At the moment, AIs are like social networks. Most people who use them are likely using them through OpenAI’s ChatGPT interface or Midjourney’s Discord interface. It feels like there are one or two dominant platforms, and if you’re using AI you’re doing so consciously and deliberately – it’s the primary thing that you’re doing.

Predictions are always dangerous, but if I had to make one I’d say that large language models are fundamentally far more like databases than they are like social networks. (In some very real sense they are just databases, of vector embeddings.) So, over time, as the novelty wears off, I think the usage of them will become more like databases.

That means their power becoming embedded in countless tools we use every day without thinking much about them as AIs. It won’t be that a small number of platforms come to dominate our interactions with AIs, and it won’t be that the idea of using an AI is salient when we do so. It will just be that Microsoft Word gets much better at making suggestions, Apple Photos gets much better at identifying what’s in your images, stock photo websites get better at providing you with generated imagery, IDEs get better at providing code suggestions, and so on.

Likewise, as computing power develops and AIs become more refined, I don’t know if we’ll see that advancement put towards making models more sophisticated than the level of, say, GPT-4. The level of sophistication we have now is both “good enough” and hitting the point of diminishing returns.

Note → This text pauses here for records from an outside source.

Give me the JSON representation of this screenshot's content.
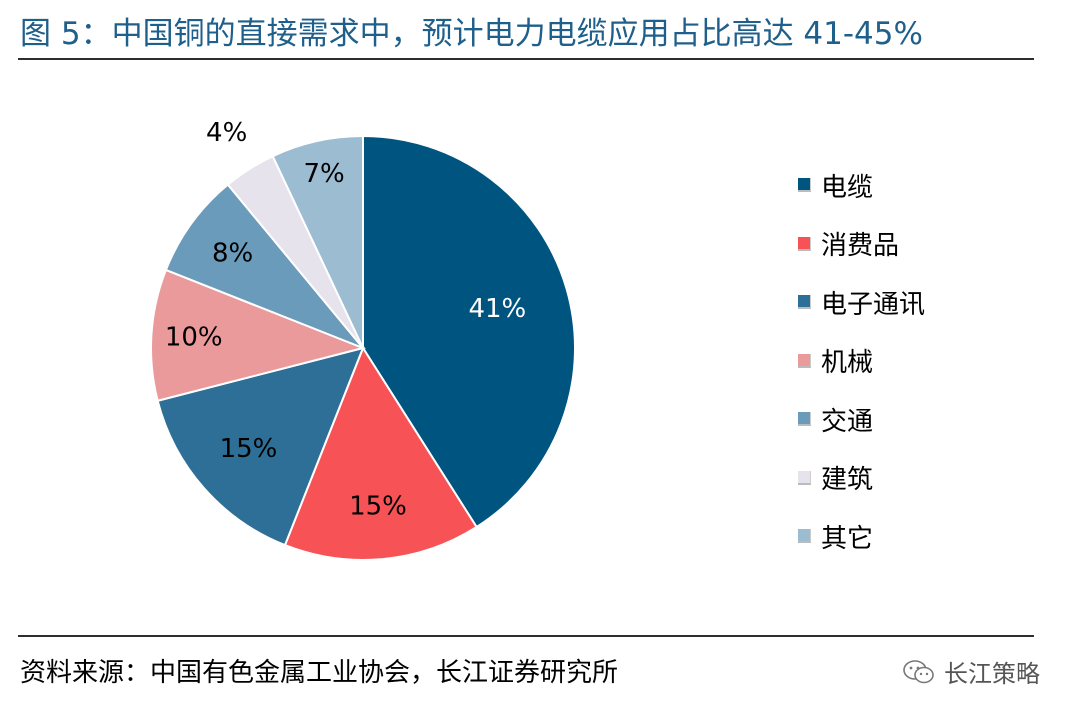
{
  "title": "图 5：中国铜的直接需求中，预计电力电缆应用占比高达 41-45%",
  "source": "资料来源：中国有色金属工业协会，长江证券研究所",
  "watermark": "长江策略",
  "chart_data": {
    "type": "pie",
    "labels": [
      "电缆",
      "消费品",
      "电子通讯",
      "机械",
      "交通",
      "建筑",
      "其它"
    ],
    "values": [
      41,
      15,
      15,
      10,
      8,
      4,
      7
    ],
    "value_labels": [
      "41%",
      "15%",
      "15%",
      "10%",
      "8%",
      "4%",
      "7%"
    ],
    "colors": [
      "#005580",
      "#f75356",
      "#2e6f97",
      "#ea9a9b",
      "#6a9bba",
      "#e6e3ec",
      "#9bbcd1"
    ],
    "label_colors": [
      "#ffffff",
      "#000000",
      "#000000",
      "#000000",
      "#000000",
      "#000000",
      "#000000"
    ],
    "legend_position": "right",
    "start_angle_deg": 0,
    "direction": "clockwise"
  }
}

Instead of chasing sophistication, we’ll see models become faster. They’ll run locally. They’ll run within other apps. They’ll run on your phone. We might get dedicated hardware for them (like Groq’s “LPU”) within our phones and laptops. All of this will further reduce the ceremony of interacting with AIs, and make them more of a background actor, more of an implementation detail.

If that’s the way things go, who will be the winners? Well, not OpenAI, I’d suggest – not unless they successfully pivot into hardware. It will be the Nvidias and Groqs of the world. It will be the software toolmakers who integrate the productivity increases of AI the best. And I think on a personal level, the correct sentiment is that “AI won’t take your job, but a human with AI might”. I think we’re likely to see savvy people using AI to round out their skill set or get a decent productivity boost, and it’s those people who’ll go far. I don’t think there’s much to be gained from being a deluded AI booster – that way lies disappointment – but there’s not much to be gained from being cynical, either. AI is here, and it’s possible for it to be useful; you might as well figure out how it can be for you.

  1. I know that some people reject the term “AI”, because these things aren’t truly intelligent, and suggest the term “LLM” instead. But I’m with Simon Willison; “AI” is the term in general use now and few people understand what an LLM is, so it seems needlessly pedantic and obscurant not to use “AI”.